Die Inzidenzzahlen sinken bundesweit, die Kinder kehren wieder in ihre Schulklassen zurück. Nur Rheinland-Pfalz bleibt, zusammen mit Berlin, die Ausnahme, wie eine Umfrage des Handelsblatts unter den Kultusministerien der Länder ergeben hatte. Hier ist weiterhin für eine Woche Wechselunterricht vorgesehen. Bildungsministerin Stefanie Hubig kündigte nun an, dass die Kinder somit eine Woche früher als ursprünglich geplant wieder live am Unterricht teilnehmen können.

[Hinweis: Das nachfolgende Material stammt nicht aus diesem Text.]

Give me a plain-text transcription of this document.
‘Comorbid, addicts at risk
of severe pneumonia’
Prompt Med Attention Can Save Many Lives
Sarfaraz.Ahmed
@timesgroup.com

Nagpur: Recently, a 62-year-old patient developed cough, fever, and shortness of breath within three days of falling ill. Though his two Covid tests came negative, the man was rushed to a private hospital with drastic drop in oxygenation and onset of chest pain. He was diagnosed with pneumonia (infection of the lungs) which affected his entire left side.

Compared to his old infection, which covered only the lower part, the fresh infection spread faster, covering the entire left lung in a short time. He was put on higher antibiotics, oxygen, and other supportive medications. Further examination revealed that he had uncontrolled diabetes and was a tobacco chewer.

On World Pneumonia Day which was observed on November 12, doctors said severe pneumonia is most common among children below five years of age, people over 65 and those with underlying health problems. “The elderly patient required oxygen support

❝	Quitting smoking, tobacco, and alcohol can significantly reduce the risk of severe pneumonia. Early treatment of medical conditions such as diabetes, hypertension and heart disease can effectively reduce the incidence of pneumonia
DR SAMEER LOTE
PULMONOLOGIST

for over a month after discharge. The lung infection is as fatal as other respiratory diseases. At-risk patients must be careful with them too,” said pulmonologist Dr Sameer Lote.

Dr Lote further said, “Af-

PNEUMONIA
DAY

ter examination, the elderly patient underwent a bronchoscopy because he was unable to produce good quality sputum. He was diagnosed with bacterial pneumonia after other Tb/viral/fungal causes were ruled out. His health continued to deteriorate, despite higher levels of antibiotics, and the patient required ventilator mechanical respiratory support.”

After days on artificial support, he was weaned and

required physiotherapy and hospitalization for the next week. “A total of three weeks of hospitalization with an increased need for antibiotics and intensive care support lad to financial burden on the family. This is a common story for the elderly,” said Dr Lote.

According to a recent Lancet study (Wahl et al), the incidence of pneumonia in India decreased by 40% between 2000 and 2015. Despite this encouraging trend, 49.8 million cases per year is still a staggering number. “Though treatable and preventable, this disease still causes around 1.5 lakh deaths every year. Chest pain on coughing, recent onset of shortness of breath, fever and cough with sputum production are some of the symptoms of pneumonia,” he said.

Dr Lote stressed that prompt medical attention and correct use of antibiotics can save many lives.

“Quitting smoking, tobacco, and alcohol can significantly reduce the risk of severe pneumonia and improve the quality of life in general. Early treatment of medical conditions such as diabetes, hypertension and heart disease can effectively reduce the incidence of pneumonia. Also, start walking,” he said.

„Mir war es immer wichtig, dass unsere Schülerinnen und Schüler in Präsenz in die Schule gehen können“, sagte sie dazu dem SWR. Die Woche Wechselunterricht nach den Ferien sei notwendig, damit sich alles einstellen könne: „Wir müssen ja dann testen bei voller Präsenz, wir müssen einfach die Schule organisieren.“ Präsenzunterricht ist demnach ab dem 14. Juni geplant, und dann für alle Klassen- und Jahrgangsstufen und soweit die Sieben-Tage-Inzidenz in den jeweiligen kreisfreien Städten und Landkreisen unter 100 liegt.

In Rheinland-Pfalz ist die Sieben-Tage-Inzidenz stark gesunken, aktuell liegt sie laut Landesuntersuchungsamt bei 33 (Stand vom 1.6., 14:10 Uhr). Im Vergleich: Deutschlandweit beträgt sie aktuell 35 (Robert Koch-Institut vom 1. Juni).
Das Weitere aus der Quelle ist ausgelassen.